Higher λ values actually correspond to biogas that is rich in methane, and therefore more suitable to be utilized in the reformer to produce H₂. In this sense, the energy and exergy efficiency remain almost constant with λ. It is worth noticing that even if the systems which are fed by biogas of low ratios appear to produce lower electric energy up to 35.3% in absolute value (see Figure 5), they can keep their efficiencies in higher levels under a proper optimization process (the difference between system with λ = 1.28 and λ = 3.08). This is because CO₂ does not contain significant exploitable energetic content that can be utilized in the given power plant. The behavior of the efficiency with the biogas compositions sounds quite strange, but can be easily explained, as presented through Figure 5. The feed steams of low methane content produce low electricity, but it is necessary to underline that their energetic content is low as well. On the other hand, the ratio between these two magnitudes, for the optimized systems, is of the same high level as for high-methane fuels.
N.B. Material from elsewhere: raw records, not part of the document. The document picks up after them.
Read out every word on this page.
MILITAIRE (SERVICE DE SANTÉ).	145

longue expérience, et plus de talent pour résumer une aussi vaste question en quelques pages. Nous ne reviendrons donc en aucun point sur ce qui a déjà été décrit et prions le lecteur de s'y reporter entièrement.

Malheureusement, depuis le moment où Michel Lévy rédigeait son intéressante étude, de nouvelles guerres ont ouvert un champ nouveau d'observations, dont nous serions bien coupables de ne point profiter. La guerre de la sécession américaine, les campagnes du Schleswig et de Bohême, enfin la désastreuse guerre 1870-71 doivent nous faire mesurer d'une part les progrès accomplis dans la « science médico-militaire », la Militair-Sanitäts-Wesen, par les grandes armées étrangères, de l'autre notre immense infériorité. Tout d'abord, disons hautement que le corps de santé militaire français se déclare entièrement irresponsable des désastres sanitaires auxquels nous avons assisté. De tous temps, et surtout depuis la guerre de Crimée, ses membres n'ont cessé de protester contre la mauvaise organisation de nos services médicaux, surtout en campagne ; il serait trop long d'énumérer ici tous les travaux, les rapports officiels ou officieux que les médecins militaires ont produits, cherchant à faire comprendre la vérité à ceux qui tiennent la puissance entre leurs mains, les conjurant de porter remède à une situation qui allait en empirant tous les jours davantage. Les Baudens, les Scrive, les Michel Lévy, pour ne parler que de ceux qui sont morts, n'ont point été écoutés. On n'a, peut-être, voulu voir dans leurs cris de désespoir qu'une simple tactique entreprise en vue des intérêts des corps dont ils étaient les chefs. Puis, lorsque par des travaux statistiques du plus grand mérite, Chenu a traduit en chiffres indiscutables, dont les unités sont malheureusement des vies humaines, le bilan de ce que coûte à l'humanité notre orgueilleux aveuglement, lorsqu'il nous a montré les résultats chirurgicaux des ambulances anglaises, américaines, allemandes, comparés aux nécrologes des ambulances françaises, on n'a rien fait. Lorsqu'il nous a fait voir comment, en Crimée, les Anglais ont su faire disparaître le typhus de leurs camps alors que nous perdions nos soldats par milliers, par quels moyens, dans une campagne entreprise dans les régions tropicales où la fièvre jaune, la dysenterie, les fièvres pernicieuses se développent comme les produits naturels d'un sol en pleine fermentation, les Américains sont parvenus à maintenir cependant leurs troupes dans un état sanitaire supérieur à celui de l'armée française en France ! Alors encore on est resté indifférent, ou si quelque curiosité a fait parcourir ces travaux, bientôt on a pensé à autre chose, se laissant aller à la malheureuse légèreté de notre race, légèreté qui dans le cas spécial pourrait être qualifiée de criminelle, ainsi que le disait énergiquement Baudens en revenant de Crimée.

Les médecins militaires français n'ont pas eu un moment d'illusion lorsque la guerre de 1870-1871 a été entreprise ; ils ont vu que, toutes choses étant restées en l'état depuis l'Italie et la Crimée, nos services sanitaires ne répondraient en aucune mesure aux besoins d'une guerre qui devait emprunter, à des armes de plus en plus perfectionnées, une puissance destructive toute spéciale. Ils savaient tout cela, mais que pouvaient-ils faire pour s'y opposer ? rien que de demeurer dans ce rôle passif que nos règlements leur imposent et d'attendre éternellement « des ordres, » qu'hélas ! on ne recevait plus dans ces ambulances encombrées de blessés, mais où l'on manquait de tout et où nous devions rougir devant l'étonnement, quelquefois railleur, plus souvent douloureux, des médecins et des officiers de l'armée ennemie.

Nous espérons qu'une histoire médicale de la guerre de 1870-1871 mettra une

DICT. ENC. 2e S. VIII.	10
Nevertheless, Figure 5 reveals the chemical energy of the fuel, the electricity produced and the thermal losses of the system for different biogas compositions (as presented elsewhere in the manuscript) to clearly explain the approximately constant behavior for the energy efficiency, as obtained through the optimization process.

5. Conclusions

In this work, a power plant based on an SOFC and supplied by biogas has been simulated for various biogas compositions. It is found that the extension of all the reactions should be of high level, except of CO oxidization, which does not seriously affect the power plant’s overall efficiency due to the limitations imposed by the reaction itself. Although of low contribution, CO oxidation must be incorporated in the system to assure the completeness of the analysis. In this respect, an indicative result is that by setting the extension of the CO oxidization reaction to zero, the system’s overall efficiency drops only by less than 1%. As expected, the reforming reaction is more critical than the WGS, while hydrogen utilization in the cell is actually the key player for increasing the system’s performance. Furthermore, the biogas composition, as seen through “λ”, is the most decisive parameter that strongly affects both the optimization of the system as well as its energy performance in absolute values, while the overall exergy and energy efficiency can be of almost constant trend, even for supplying fuels of CH₄ content lower than 75%. By moving towards methane-richer fuels, both energy and exergy attain high levels (see Figure 5), while the relative efficiencies are approximately constant (t ~75% and ~69%, respectively, see Figure 4). Feedstock, such as agricultural residues and landfill waste, is more suitable to produce hydrogen-rich biogas through anaerobic digestion [31].